National Pharmacy Association says independent pharmacies are ready to redefine NHS role
The NPA has published a medium-term prospectus for the development of pharmacy services, calling it a challenge to old ways of thinking and an opportunity to redefine the sector’s role in the NHS.
It follows months of dialogue with NPA members about what a clinical future could look like for the sector.
The document – Making Changes, Meeting Needs - will be shared with the King’s Fund and Nuffield Trust who are currently working on a new vision for the future on behalf of Community Pharmacy England.
Amongst the ambitions in the NPA’s prospectus are:
- Improve the management of long-term conditions such as asthma, hypertension, heart failure and diabetes
- Expand preventative interventions to help make the NHS a wellness, health-inequality reversing service
- Shift focus from a downstream dispensing role to an end-to-end prescription management role, with a focus on good pharmaceutical outcomes
- Become the go-to professionals for optimising the use of medicines, including upgraded Structured Medication Reviews and post-discharge reconciliation
- Offer prompt and accurate diagnosis, risk stratification based upon genotype and the capacity for personalised treatments
- Increase medicines safety right across the care pathway
- Build on hospital touchpoints - preparing people going into hospital for elective care, give them a soft landing back into the community and reduce readmissions
- Dramatically improve access to primary care
With informed policy-making and sufficient public investment, NHS community pharmacy could during the remainder of the 2020s develop much further as a clinical care and safe medicines supply service, in ways that will cost effectively benefit patients, public and the NHS, the document states.
NPA chair, Nick Kaye, said:
“Building out from the existing portfolio of services, there are some major opportunities within this decade, encompassing prevention, medicines optimisation, long term medical conditions and urgent care.
“We are seeking to challenge orthodoxies that have limited the sector’s scope for too long.

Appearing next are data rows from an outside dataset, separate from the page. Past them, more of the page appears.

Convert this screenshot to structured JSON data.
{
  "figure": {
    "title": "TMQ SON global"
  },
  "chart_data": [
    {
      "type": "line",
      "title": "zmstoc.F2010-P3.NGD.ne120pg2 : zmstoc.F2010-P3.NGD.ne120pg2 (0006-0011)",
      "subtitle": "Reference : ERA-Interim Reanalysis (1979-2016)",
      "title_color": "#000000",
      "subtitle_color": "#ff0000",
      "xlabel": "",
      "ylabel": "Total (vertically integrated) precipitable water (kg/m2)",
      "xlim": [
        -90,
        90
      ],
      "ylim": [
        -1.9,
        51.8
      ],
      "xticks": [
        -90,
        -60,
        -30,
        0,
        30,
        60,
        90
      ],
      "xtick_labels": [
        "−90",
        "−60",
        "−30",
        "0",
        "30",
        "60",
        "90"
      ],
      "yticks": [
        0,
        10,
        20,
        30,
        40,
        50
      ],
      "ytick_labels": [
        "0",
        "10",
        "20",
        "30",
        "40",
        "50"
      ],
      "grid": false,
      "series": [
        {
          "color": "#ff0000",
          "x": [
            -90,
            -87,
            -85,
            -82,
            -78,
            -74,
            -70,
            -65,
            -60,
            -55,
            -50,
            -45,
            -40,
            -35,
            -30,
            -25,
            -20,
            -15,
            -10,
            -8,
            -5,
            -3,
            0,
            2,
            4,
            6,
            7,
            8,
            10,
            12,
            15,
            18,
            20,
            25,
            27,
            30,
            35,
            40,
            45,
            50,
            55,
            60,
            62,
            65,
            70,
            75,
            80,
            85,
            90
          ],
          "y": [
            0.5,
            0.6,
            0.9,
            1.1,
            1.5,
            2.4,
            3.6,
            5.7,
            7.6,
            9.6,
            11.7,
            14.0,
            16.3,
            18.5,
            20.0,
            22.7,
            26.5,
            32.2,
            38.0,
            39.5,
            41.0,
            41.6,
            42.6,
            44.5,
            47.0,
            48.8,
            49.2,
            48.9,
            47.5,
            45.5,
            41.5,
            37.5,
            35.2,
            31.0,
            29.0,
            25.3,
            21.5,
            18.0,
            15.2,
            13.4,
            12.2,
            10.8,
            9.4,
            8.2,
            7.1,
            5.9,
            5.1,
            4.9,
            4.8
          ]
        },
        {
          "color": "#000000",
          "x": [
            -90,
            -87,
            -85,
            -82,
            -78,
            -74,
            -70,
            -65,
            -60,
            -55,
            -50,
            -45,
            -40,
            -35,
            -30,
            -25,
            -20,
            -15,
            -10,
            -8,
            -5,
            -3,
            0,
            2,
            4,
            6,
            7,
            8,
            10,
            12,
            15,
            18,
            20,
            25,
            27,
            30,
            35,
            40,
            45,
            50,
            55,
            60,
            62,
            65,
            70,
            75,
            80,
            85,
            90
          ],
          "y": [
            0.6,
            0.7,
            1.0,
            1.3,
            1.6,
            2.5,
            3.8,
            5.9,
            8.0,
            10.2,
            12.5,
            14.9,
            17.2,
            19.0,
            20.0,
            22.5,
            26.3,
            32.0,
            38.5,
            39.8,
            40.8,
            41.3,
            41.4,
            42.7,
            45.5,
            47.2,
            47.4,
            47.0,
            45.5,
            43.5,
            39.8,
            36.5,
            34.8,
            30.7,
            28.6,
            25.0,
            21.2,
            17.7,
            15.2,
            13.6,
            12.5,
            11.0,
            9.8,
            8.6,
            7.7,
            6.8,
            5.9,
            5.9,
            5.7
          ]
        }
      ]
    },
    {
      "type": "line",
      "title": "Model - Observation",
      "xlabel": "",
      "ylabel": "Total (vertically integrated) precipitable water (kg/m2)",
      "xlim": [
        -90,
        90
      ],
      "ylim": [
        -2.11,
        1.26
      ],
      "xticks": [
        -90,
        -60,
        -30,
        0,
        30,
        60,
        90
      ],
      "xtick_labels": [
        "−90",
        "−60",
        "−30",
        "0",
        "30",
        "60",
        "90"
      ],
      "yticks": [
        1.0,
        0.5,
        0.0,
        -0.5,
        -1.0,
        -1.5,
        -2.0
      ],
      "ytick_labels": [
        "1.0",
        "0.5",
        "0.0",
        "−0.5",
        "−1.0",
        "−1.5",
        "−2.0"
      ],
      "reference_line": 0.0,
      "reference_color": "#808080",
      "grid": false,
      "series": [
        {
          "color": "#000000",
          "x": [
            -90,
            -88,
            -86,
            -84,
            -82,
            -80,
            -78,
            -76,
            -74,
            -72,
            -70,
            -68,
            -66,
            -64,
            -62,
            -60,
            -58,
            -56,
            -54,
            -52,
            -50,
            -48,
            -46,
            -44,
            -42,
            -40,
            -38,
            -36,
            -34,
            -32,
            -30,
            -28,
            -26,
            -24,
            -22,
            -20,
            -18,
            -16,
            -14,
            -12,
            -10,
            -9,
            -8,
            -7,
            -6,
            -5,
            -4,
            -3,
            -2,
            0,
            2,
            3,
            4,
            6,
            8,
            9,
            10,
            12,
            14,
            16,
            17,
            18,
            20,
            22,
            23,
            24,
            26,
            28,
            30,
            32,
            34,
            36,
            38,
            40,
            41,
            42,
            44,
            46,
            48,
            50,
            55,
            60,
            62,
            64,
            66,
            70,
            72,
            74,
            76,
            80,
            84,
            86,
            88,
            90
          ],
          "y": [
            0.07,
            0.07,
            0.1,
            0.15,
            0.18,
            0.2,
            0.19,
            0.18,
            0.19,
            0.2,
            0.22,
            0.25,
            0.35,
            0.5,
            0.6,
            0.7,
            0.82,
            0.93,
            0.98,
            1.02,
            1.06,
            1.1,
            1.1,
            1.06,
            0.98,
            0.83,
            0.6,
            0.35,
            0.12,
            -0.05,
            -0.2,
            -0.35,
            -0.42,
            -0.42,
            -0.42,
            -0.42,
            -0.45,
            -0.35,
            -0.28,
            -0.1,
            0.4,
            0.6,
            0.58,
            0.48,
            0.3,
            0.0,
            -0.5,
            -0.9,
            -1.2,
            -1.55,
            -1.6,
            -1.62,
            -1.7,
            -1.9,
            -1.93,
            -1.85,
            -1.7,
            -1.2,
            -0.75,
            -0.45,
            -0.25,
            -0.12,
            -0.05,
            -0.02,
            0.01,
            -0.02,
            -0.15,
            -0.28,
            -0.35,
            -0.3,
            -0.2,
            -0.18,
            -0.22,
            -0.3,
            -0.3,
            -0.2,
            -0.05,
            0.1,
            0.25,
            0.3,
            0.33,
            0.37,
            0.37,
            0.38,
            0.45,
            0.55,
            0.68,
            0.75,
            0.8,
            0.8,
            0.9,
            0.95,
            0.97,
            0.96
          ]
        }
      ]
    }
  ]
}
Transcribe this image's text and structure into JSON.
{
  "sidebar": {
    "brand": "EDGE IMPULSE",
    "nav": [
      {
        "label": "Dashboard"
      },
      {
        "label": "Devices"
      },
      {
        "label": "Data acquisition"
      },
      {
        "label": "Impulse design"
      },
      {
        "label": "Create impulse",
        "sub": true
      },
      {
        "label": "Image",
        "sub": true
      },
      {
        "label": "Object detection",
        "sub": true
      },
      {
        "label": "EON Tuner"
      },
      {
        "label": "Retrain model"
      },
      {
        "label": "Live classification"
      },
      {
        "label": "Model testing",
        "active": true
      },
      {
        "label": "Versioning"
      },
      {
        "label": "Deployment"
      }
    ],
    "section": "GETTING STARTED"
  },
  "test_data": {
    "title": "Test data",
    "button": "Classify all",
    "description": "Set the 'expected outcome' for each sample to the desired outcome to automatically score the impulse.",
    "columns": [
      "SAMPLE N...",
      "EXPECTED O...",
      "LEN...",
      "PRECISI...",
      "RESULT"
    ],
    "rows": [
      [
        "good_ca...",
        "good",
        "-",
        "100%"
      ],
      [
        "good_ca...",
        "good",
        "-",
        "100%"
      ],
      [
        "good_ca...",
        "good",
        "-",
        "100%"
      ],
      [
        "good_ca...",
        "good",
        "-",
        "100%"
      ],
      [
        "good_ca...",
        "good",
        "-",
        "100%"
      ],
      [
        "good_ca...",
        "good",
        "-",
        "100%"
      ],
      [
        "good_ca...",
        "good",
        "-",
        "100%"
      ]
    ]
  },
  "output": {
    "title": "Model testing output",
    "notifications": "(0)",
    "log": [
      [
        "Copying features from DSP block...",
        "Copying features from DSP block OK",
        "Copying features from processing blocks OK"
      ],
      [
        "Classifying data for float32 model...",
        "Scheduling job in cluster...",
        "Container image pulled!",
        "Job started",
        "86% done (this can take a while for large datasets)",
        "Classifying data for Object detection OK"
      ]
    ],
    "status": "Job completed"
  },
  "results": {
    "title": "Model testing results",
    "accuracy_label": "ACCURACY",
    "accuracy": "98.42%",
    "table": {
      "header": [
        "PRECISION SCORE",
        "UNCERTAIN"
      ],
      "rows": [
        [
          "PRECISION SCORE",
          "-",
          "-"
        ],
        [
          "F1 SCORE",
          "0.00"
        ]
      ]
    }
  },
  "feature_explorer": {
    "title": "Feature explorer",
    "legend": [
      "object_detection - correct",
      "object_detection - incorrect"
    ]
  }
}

At the same time, these ideas are firmly planted in reality because our start-point is what our paymasters in the NHS want, not what we can dream up.
“Some of this is about redrawing the borders of pharmacy practice - for example applying pharmacogenomics to pharmacist prescribing.
“Other aspects are about re-imagining what is our domain as a sector; we are rightly based firmly in the community but our impact ought to be felt and formalised across the entire
system, including hospitals. We need to be ‘in the community but out of the box’.
“We are confident that the large majority of NPA members – by their nature innovators – are open to the idea of ambitious, transformative change.”
Whilst pushing the boundaries of clinical service development, the NPA says it is also clear that the safe supply of medicines should continue to be a foundation stone upon which other pharmacy-based support is built.
In a Foreword to the document, Dr Claire Fuller, Chief Executive of the Surrey Heartlands Integrated Care System, praised the NPA for backing a “can-do agenda” for the sector. “This is the kind of thinking – based in an understanding of what commissioners need - that makes people like me sit up and take notice”, she said.
Making Changes, Meeting Needs lists the enablers that would need to be in place in order to turn these ambitions into reality. They include digital connectivity, a boost to workforce and a supportive national contractual framework (in May, the NPA published its ‘New Deal for Community Pharmacy in England’ which describes such a framework).